Why is My Entity Framework Async Operation 10x Slower Than Its Synchronous Counterpart?
Jan 10, 2025 pm 06:46 PMEntity Framework Async: A Significant Performance Bottleneck
This article details a performance issue encountered while using Entity Framework's asynchronous methods. The author discovered a tenfold increase in execution time for asynchronous queries compared to their synchronous counterparts.
The Problem: Synchronous queries completed within seconds, while their asynchronous equivalents took ten times longer.
Debugging the Issue: SQL Server Profiler confirmed identical SQL queries for both synchronous and asynchronous calls. Further investigation revealed the culprit: the asynchronous operation spawned over two million tasks and incurred significant overhead.
Root Cause: The problem stemmed from a bug in Entity Framework 6's asynchronous implementation. When dealing with tables containing large binary columns, the framework should automatically utilize the CommandBehavior.SequentialAccess
flag in asynchronous calls. This crucial optimization was missing.

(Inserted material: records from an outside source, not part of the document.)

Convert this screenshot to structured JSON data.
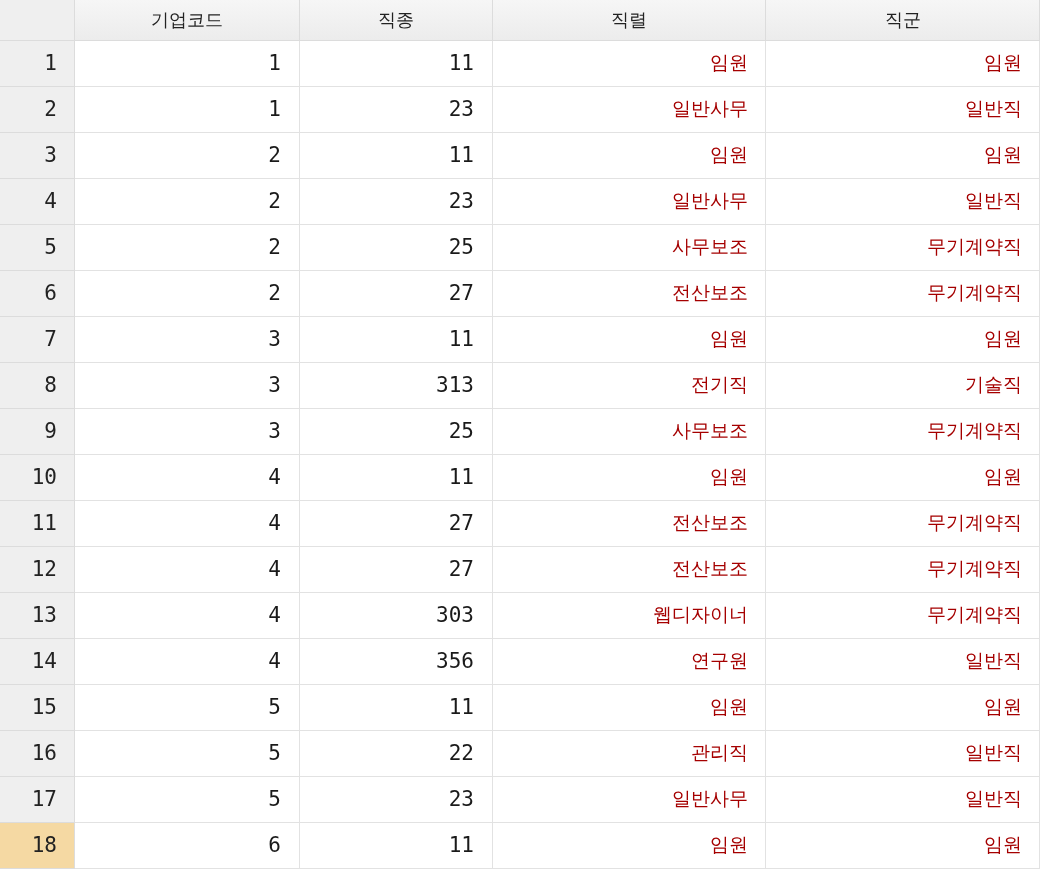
{
  "table": {
    "columns": [
      {
        "label": "기업코드",
        "kind": "number"
      },
      {
        "label": "직종",
        "kind": "number"
      },
      {
        "label": "직렬",
        "kind": "label"
      },
      {
        "label": "직군",
        "kind": "label"
      }
    ],
    "rows": [
      {
        "number": "1",
        "selected": false,
        "cells": [
          "1",
          "11",
          "임원",
          "임원"
        ]
      },
      {
        "number": "2",
        "selected": false,
        "cells": [
          "1",
          "23",
          "일반사무",
          "일반직"
        ]
      },
      {
        "number": "3",
        "selected": false,
        "cells": [
          "2",
          "11",
          "임원",
          "임원"
        ]
      },
      {
        "number": "4",
        "selected": false,
        "cells": [
          "2",
          "23",
          "일반사무",
          "일반직"
        ]
      },
      {
        "number": "5",
        "selected": false,
        "cells": [
          "2",
          "25",
          "사무보조",
          "무기계약직"
        ]
      },
      {
        "number": "6",
        "selected": false,
        "cells": [
          "2",
          "27",
          "전산보조",
          "무기계약직"
        ]
      },
      {
        "number": "7",
        "selected": false,
        "cells": [
          "3",
          "11",
          "임원",
          "임원"
        ]
      },
      {
        "number": "8",
        "selected": false,
        "cells": [
          "3",
          "313",
          "전기직",
          "기술직"
        ]
      },
      {
        "number": "9",
        "selected": false,
        "cells": [
          "3",
          "25",
          "사무보조",
          "무기계약직"
        ]
      },
      {
        "number": "10",
        "selected": false,
        "cells": [
          "4",
          "11",
          "임원",
          "임원"
        ]
      },
      {
        "number": "11",
        "selected": false,
        "cells": [
          "4",
          "27",
          "전산보조",
          "무기계약직"
        ]
      },
      {
        "number": "12",
        "selected": false,
        "cells": [
          "4",
          "27",
          "전산보조",
          "무기계약직"
        ]
      },
      {
        "number": "13",
        "selected": false,
        "cells": [
          "4",
          "303",
          "웹디자이너",
          "무기계약직"
        ]
      },
      {
        "number": "14",
        "selected": false,
        "cells": [
          "4",
          "356",
          "연구원",
          "일반직"
        ]
      },
      {
        "number": "15",
        "selected": false,
        "cells": [
          "5",
          "11",
          "임원",
          "임원"
        ]
      },
      {
        "number": "16",
        "selected": false,
        "cells": [
          "5",
          "22",
          "관리직",
          "일반직"
        ]
      },
      {
        "number": "17",
        "selected": false,
        "cells": [
          "5",
          "23",
          "일반사무",
          "일반직"
        ]
      },
      {
        "number": "18",
        "selected": true,
        "cells": [
          "6",
          "11",
          "임원",
          "임원"
        ]
      }
    ]
  }
}
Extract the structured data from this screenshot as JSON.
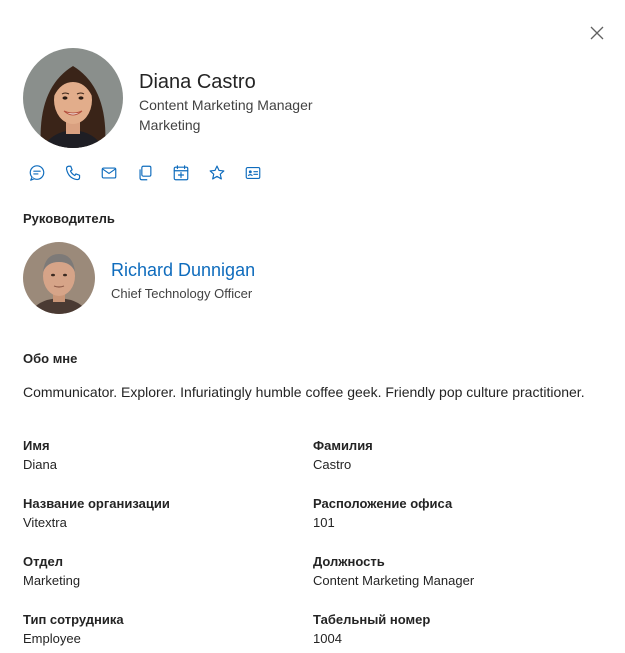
{
  "close_icon": "close-icon",
  "person": {
    "name": "Diana Castro",
    "job_title": "Content Marketing Manager",
    "department": "Marketing"
  },
  "actions": [
    {
      "icon": "chat-icon"
    },
    {
      "icon": "phone-icon"
    },
    {
      "icon": "mail-icon"
    },
    {
      "icon": "copy-icon"
    },
    {
      "icon": "calendar-icon"
    },
    {
      "icon": "star-icon"
    },
    {
      "icon": "contact-card-icon"
    }
  ],
  "manager_section": {
    "heading": "Руководитель",
    "name": "Richard Dunnigan",
    "job_title": "Chief Technology Officer"
  },
  "about_section": {
    "heading": "Обо мне",
    "text": "Communicator. Explorer. Infuriatingly humble coffee geek. Friendly pop culture practitioner."
  },
  "details": [
    {
      "label": "Имя",
      "value": "Diana"
    },
    {
      "label": "Фамилия",
      "value": "Castro"
    },
    {
      "label": "Название организации",
      "value": "Vitextra"
    },
    {
      "label": "Расположение офиса",
      "value": "101"
    },
    {
      "label": "Отдел",
      "value": "Marketing"
    },
    {
      "label": "Должность",
      "value": "Content Marketing Manager"
    },
    {
      "label": "Тип сотрудника",
      "value": "Employee"
    },
    {
      "label": "Табельный номер",
      "value": "1004"
    }
  ],
  "colors": {
    "accent": "#0f6cbd",
    "text": "#242424",
    "secondary_text": "#424242"
  }
}
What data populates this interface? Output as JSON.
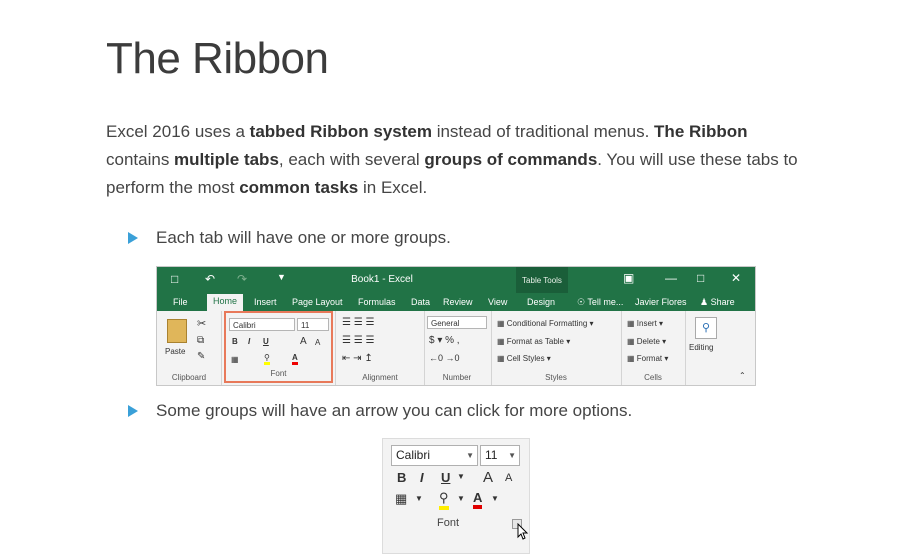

Resolution: The author suggests bypassing Entity Framework's built-in asynchronous methods. A workaround using TaskCompletionSource
allows for manual asynchronous execution, ensuring CommandBehavior.SequentialAccess
is applied correctly for tables with large binary data.
Key Observations:
- Ado.Net exhibits similar performance degradation with asynchronous operations on tables containing large binary columns and
CommandBehavior.Default
. - The performance difference was most noticeable with large binary columns (256 KB in the author's tests).
- CPU usage patterns were unusual: the synchronous operation used 12% CPU, while the asynchronous operation peaked at 20%, hinting at potential resource contention.